3. The method of claim 2, further comprising: the training method of the face image fusion denoising module specifically comprises the following steps:

and carrying out shielding processing on the image through a random mask to generate the color image of the head with shielding and the depth image of the head with the cavity, and carrying out the steps S210-S240 through the generated color image of the head with shielding and the depth image of the head with the cavity, thereby realizing training.

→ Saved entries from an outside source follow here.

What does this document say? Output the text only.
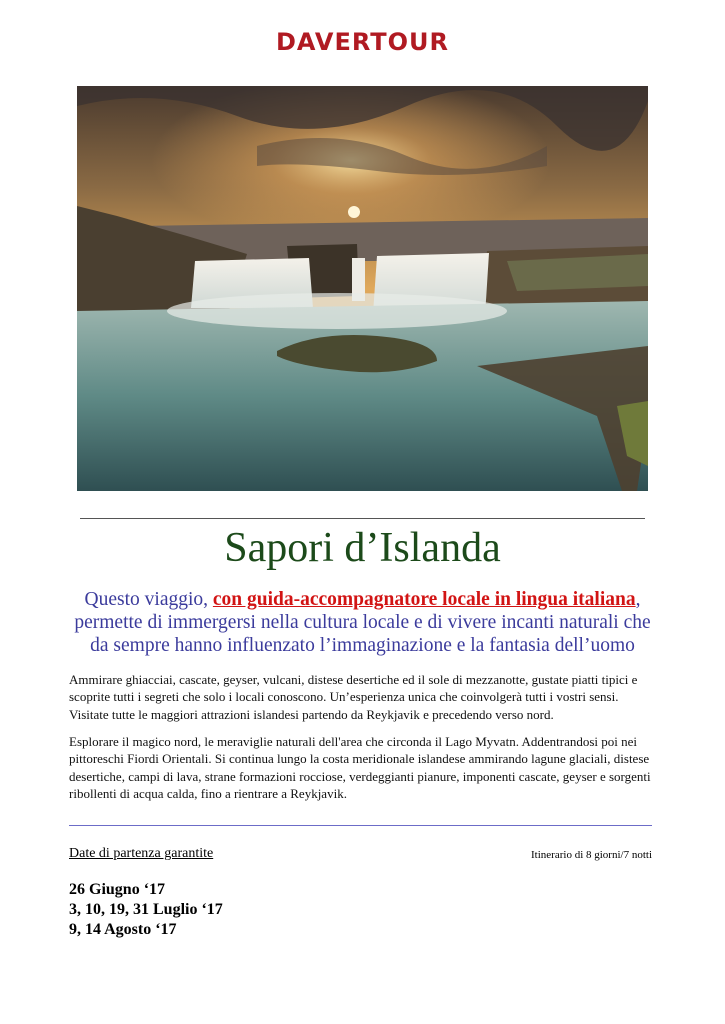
DAVERTOUR
Sapori d’Islanda
Questo viaggio, con guida-accompagnatore locale in lingua italiana, permette di immergersi nella cultura locale e di vivere incanti naturali che da sempre hanno influenzato l’immaginazione e la fantasia dell’uomo
Ammirare ghiacciai, cascate, geyser, vulcani, distese desertiche ed il sole di mezzanotte, gustate piatti tipici e scoprite tutti i segreti che solo i locali conoscono. Un’esperienza unica che coinvolgerà tutti i vostri sensi. Visitate tutte le maggiori attrazioni islandesi partendo da Reykjavik e precedendo verso nord.
Esplorare il magico nord, le meraviglie naturali dell'area che circonda il Lago Myvatn. Addentrandosi poi nei pittoreschi Fiordi Orientali. Si continua lungo la costa meridionale islandese ammirando lagune glaciali, distese desertiche, campi di lava, strane formazioni rocciose, verdeggianti pianure, imponenti cascate, geyser e sorgenti ribollenti di acqua calda, fino a rientrare a Reykjavik.
Date di partenza garantite	Itinerario di 8 giorni/7 notti
26 Giugno ‘17
3, 10, 19, 31 Luglio ‘17
9, 14 Agosto ‘17
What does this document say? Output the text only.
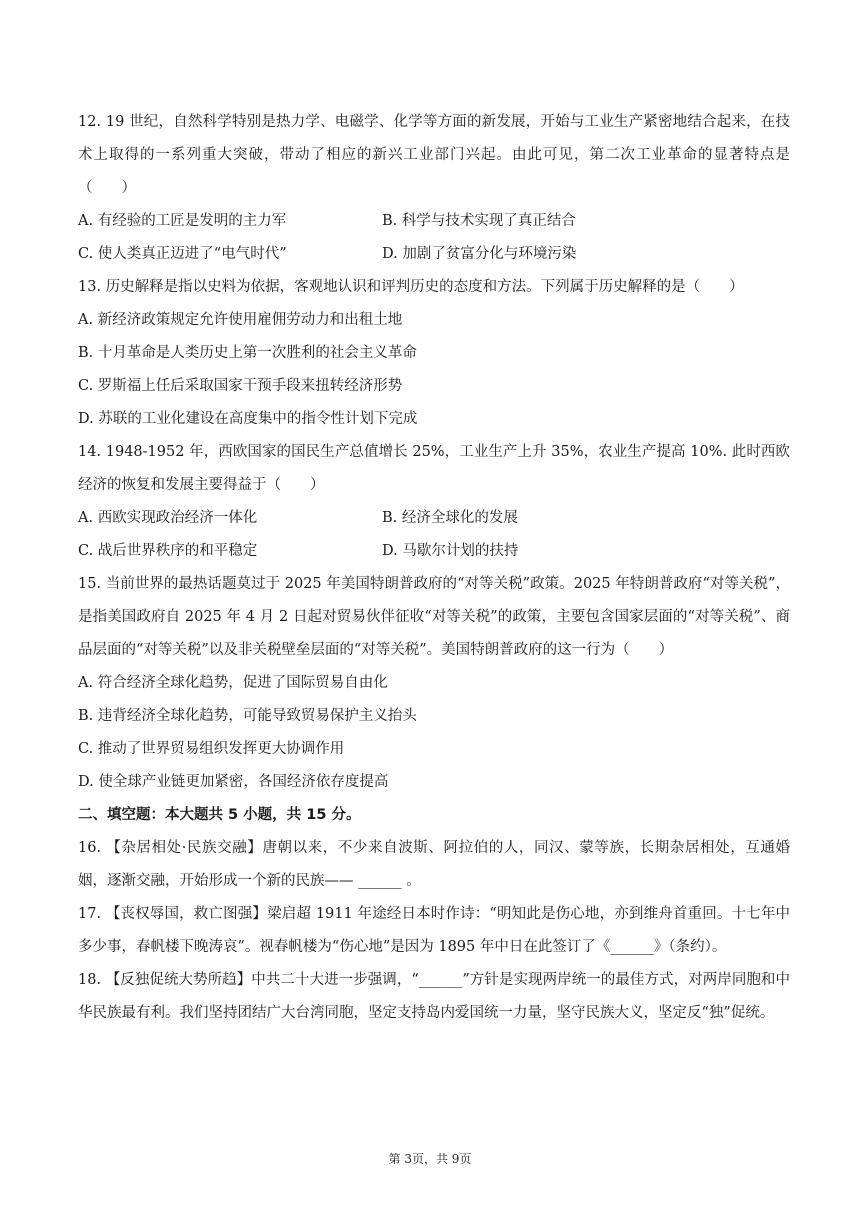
12. 19 世纪，自然科学特别是热力学、电磁学、化学等方面的新发展，开始与工业生产紧密地结合起来，在技术上取得的一系列重大突破，带动了相应的新兴工业部门兴起。由此可见，第二次工业革命的显著特点是（　　）

A. 有经验的工匠是发明的主力军	B. 科学与技术实现了真正结合
C. 使人类真正迈进了“电气时代”	D. 加剧了贫富分化与环境污染

13. 历史解释是指以史料为依据，客观地认识和评判历史的态度和方法。下列属于历史解释的是（　　）

A. 新经济政策规定允许使用雇佣劳动力和出租土地
B. 十月革命是人类历史上第一次胜利的社会主义革命
C. 罗斯福上任后采取国家干预手段来扭转经济形势
D. 苏联的工业化建设在高度集中的指令性计划下完成

14. 1948-1952 年，西欧国家的国民生产总值增长 25%，工业生产上升 35%，农业生产提高 10%. 此时西欧经济的恢复和发展主要得益于（　　）

A. 西欧实现政治经济一体化	B. 经济全球化的发展
C. 战后世界秩序的和平稳定	D. 马歇尔计划的扶持

15. 当前世界的最热话题莫过于 2025 年美国特朗普政府的“对等关税”政策。2025 年特朗普政府“对等关税”，是指美国政府自 2025 年 4 月 2 日起对贸易伙伴征收“对等关税”的政策，主要包含国家层面的“对等关税”、商品层面的“对等关税”以及非关税壁垒层面的“对等关税”。美国特朗普政府的这一行为（　　）

A. 符合经济全球化趋势，促进了国际贸易自由化
B. 违背经济全球化趋势，可能导致贸易保护主义抬头
C. 推动了世界贸易组织发挥更大协调作用
D. 使全球产业链更加紧密，各国经济依存度提高
二、填空题：本大题共 5 小题，共 15 分。

16. 【杂居相处·民族交融】唐朝以来，不少来自波斯、阿拉伯的人，同汉、蒙等族，长期杂居相处，互通婚姻，逐渐交融，开始形成一个新的民族—— ______ 。

17. 【丧权辱国，救亡图强】梁启超 1911 年途经日本时作诗：“明知此是伤心地，亦到维舟首重回。十七年中多少事，春帆楼下晚涛哀”。视春帆楼为“伤心地”是因为 1895 年中日在此签订了《______》（条约）。

18. 【反独促统大势所趋】中共二十大进一步强调，“______”方针是实现两岸统一的最佳方式，对两岸同胞和中华民族最有利。我们坚持团结广大台湾同胞，坚定支持岛内爱国统一力量，坚守民族大义，坚定反“独”促统。

第 3页，共 9页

4. The method of claim 1, wherein the method of controlling the elevation of a desktop based on the estimation of the facial pose image,

the main body of the attitude estimation module is composed of an asymmetric encoder module and a decoder module, and a mask self-encoder framework is used;

wherein the encoder module and the decoder module both use swin transformers and the decoder module uses fully-connected layers.

5. The method of claim 4, further comprising: the attitude estimation module training method specifically comprises the following steps:

inputting a two-dimensional coordinate point thermodynamic diagram, deleting some thermodynamic diagram areas by adopting a random shielding mode, inputting the reserved thermodynamic diagram into the mask self-encoder, obtaining a restored thermodynamic diagram image by coding and decoding the mask self-encoder, and obtaining a two-dimensional coordinate of a key point from the restored thermodynamic diagram image.

6. The method of claim 1, wherein the method of controlling the elevation of a desktop based on the estimation of the facial pose image,

the desktop state includes: the height of the table top and the inclination angle of the table top.

7. The method of claim 6, wherein the image of the face pose is estimated based on the image of the face pose,

a motor control driving circuit and an electric push rod are arranged below the tabletop, and the motor control driving circuit and the electric push rod are connected with the control end;

the control end controls the motor to control the driving circuit and the electric push rod to control the height and the inclination angle of the table top.